Food and agriculture are the fuel of progress in any culture. PIP and its Haitian partners are growing food sovereignty in rural Haiti by enabling farmers to find their voice and build the skills and confidence needed for self-organizing and cooperative agricultural innovation. In addition, we’re facilitating farmer-to-farmer education in order to increase farm income and other forms of livelihood-generation.
Ecole Communautaire Gamalièl de Deslandes (EGD) and Partners in Progress are now in the fifth year of collaboration around the Konbit Vanyan Kapab Agroecology Project. After much learning and experimentation, farmers are focused, in this upcoming phase, on improving upon their original implementation of the agroecology techniques they have found most promising for increasing crop yields. Cover cropping and the use of a ramp vivan, or contour hedgerow, will be among the techniques explored with some modification to the original application, and the farmers will also test the use of aerobic compost teas. These techniques help build soil organic matter, improve soil microbiology, reduce erosion, and increase moisture retention.

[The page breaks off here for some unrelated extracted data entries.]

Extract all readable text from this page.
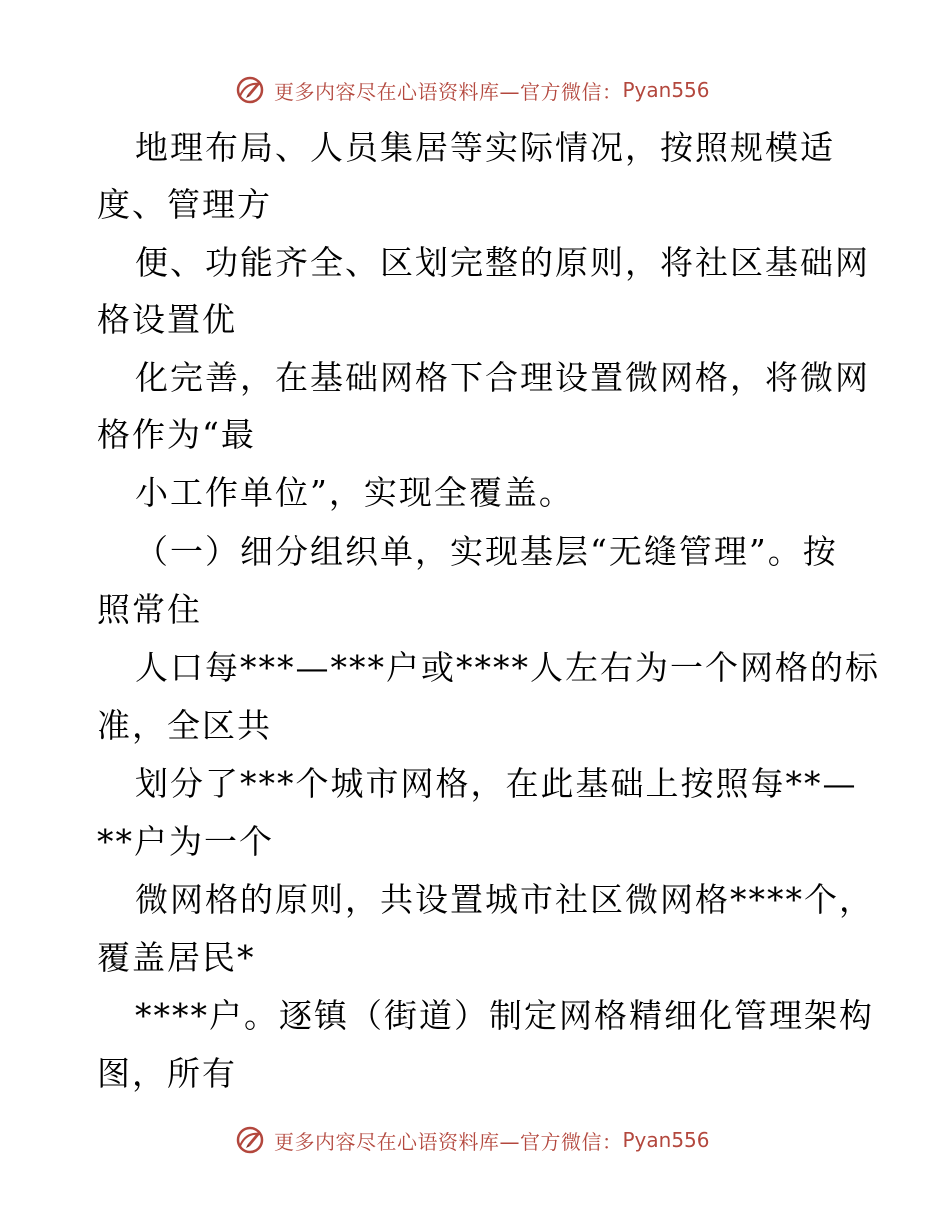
更多内容尽在心语资料库—官方微信： Pyan556
地理布局、人员集居等实际情况，按照规模适
度、管理方
便、功能齐全、区划完整的原则，将社区基础网
格设置优
化完善，在基础网格下合理设置微网格，将微网
格作为“最
小工作单位”，实现全覆盖。
（一）细分组织单，实现基层“无缝管理”。按
照常住
人口每***—***户或****人左右为一个网格的标
准，全区共
划分了***个城市网格，在此基础上按照每**—
**户为一个
微网格的原则，共设置城市社区微网格****个，
覆盖居民*
****户。逐镇（街道）制定网格精细化管理架构
图，所有
更多内容尽在心语资料库—官方微信： Pyan556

Farmers of the Konbit Vanyan Kapab (KVK) Project have set themselves a goal for 2016: they plan to train 100 additional farmers to use the most successful agroecology techniques with which they have been experimenting. Twelve current KVK farmers are learning to be “agroecology trainers” by working with Partners in Progress partner agricultural educators and are honing their skills for teaching other farmers. The planned agroecology demonstrations will begin Spring 2016, and the use of agroecology techniques to revive tired soil and increase crop yields will spread throughout the Deslandes region in time for the next planting season.

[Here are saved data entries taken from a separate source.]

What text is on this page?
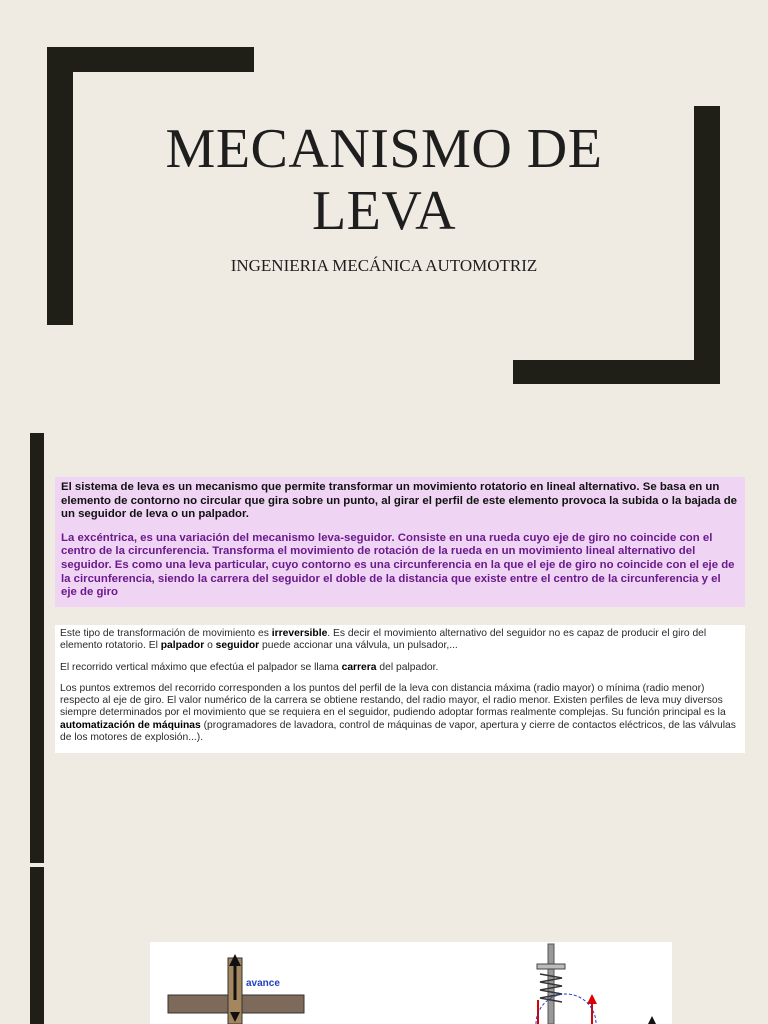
MECANISMO DE
LEVA
INGENIERIA MECÁNICA AUTOMOTRIZ

El sistema de leva es un mecanismo que permite transformar un movimiento rotatorio en lineal alternativo. Se basa en un elemento de contorno no circular que gira sobre un punto, al girar el perfil de este elemento provoca la subida o la bajada de un seguidor de leva o un palpador.

La excéntrica, es una variación del mecanismo leva-seguidor. Consiste en una rueda cuyo eje de giro no coincide con el centro de la circunferencia. Transforma el movimiento de rotación de la rueda en un movimiento lineal alternativo del seguidor. Es como una leva particular, cuyo contorno es una circunferencia en la que el eje de giro no coincide con el eje de la circunferencia, siendo la carrera del seguidor el doble de la distancia que existe entre el centro de la circunferencia y el eje de giro

Este tipo de transformación de movimiento es irreversible. Es decir el movimiento alternativo del seguidor no es capaz de producir el giro del elemento rotatorio. El palpador o seguidor puede accionar una válvula, un pulsador,...

El recorrido vertical máximo que efectúa el palpador se llama carrera del palpador.

Los puntos extremos del recorrido corresponden a los puntos del perfil de la leva con distancia máxima (radio mayor) o mínima (radio menor) respecto al eje de giro. El valor numérico de la carrera se obtiene restando, del radio mayor, el radio menor. Existen perfiles de leva muy diversos siempre determinados por el movimiento que se requiera en el seguidor, pudiendo adoptar formas realmente complejas. Su función principal es la automatización de máquinas (programadores de lavadora, control de máquinas de vapor, apertura y cierre de contactos eléctricos, de las válvulas de los motores de explosión...).

avance
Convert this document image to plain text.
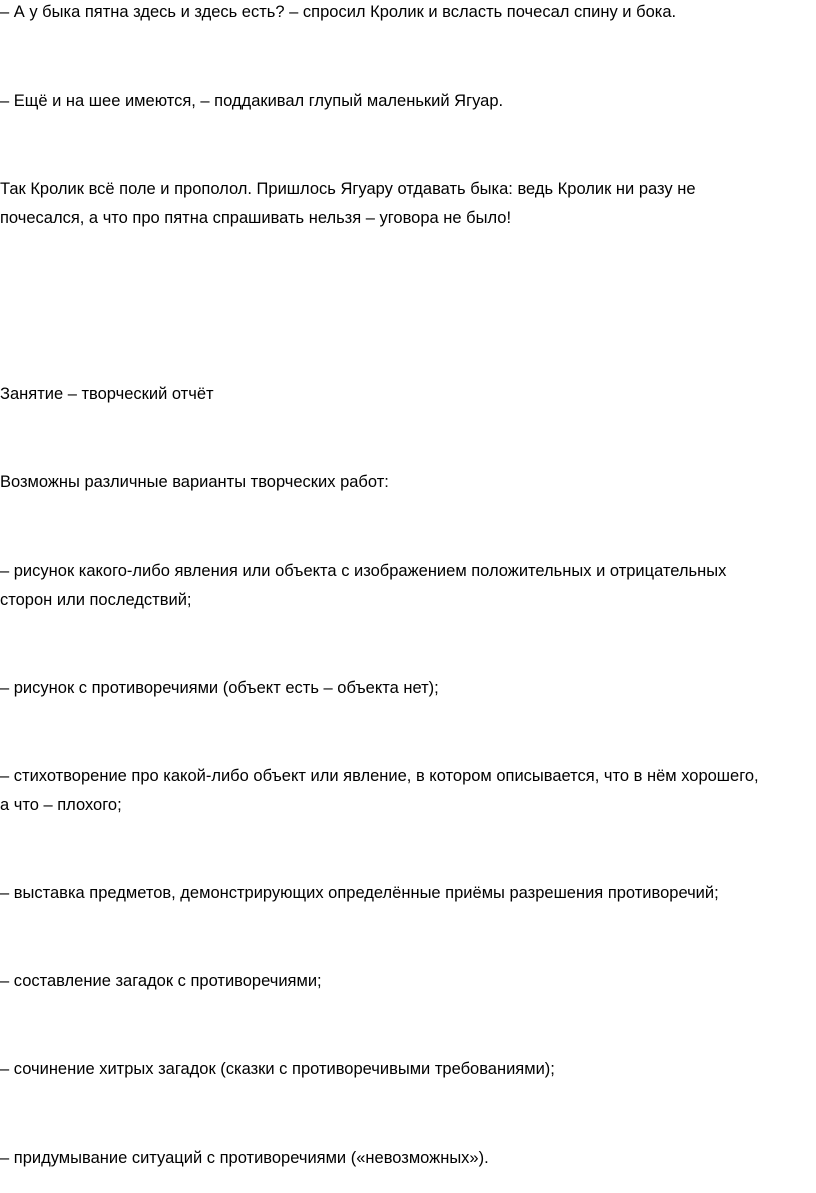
– А у быка пятна здесь и здесь есть? – спросил Кролик и всласть почесал спину и бока.

– Ещё и на шее имеются, – поддакивал глупый маленький Ягуар.

Так Кролик всё поле и прополол. Пришлось Ягуару отдавать быка: ведь Кролик ни разу не
почесался, а что про пятна спрашивать нельзя – уговора не было!

Занятие – творческий отчёт

Возможны различные варианты творческих работ:

– рисунок какого-либо явления или объекта с изображением положительных и отрицательных
сторон или последствий;

– рисунок с противоречиями (объект есть – объекта нет);

– стихотворение про какой-либо объект или явление, в котором описывается, что в нём хорошего,
а что – плохого;

– выставка предметов, демонстрирующих определённые приёмы разрешения противоречий;

– составление загадок с противоречиями;

– сочинение хитрых загадок (сказки с противоречивыми требованиями);

– придумывание ситуаций с противоречиями («невозможных»).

This year, the Konbit Vanyan Kapab Agroecology Project will provide training and support farmers who wish to develop and test-market two value-added food products. One of these products, a peanut butter fortified with moringa, will be nutritionally-formulated to support the physical and cognitive development of children ages one to five. Farmers will develop a product brand, formulate a business plan, and test their production process. Products will be sold in local markets and in at least one urban grocery store.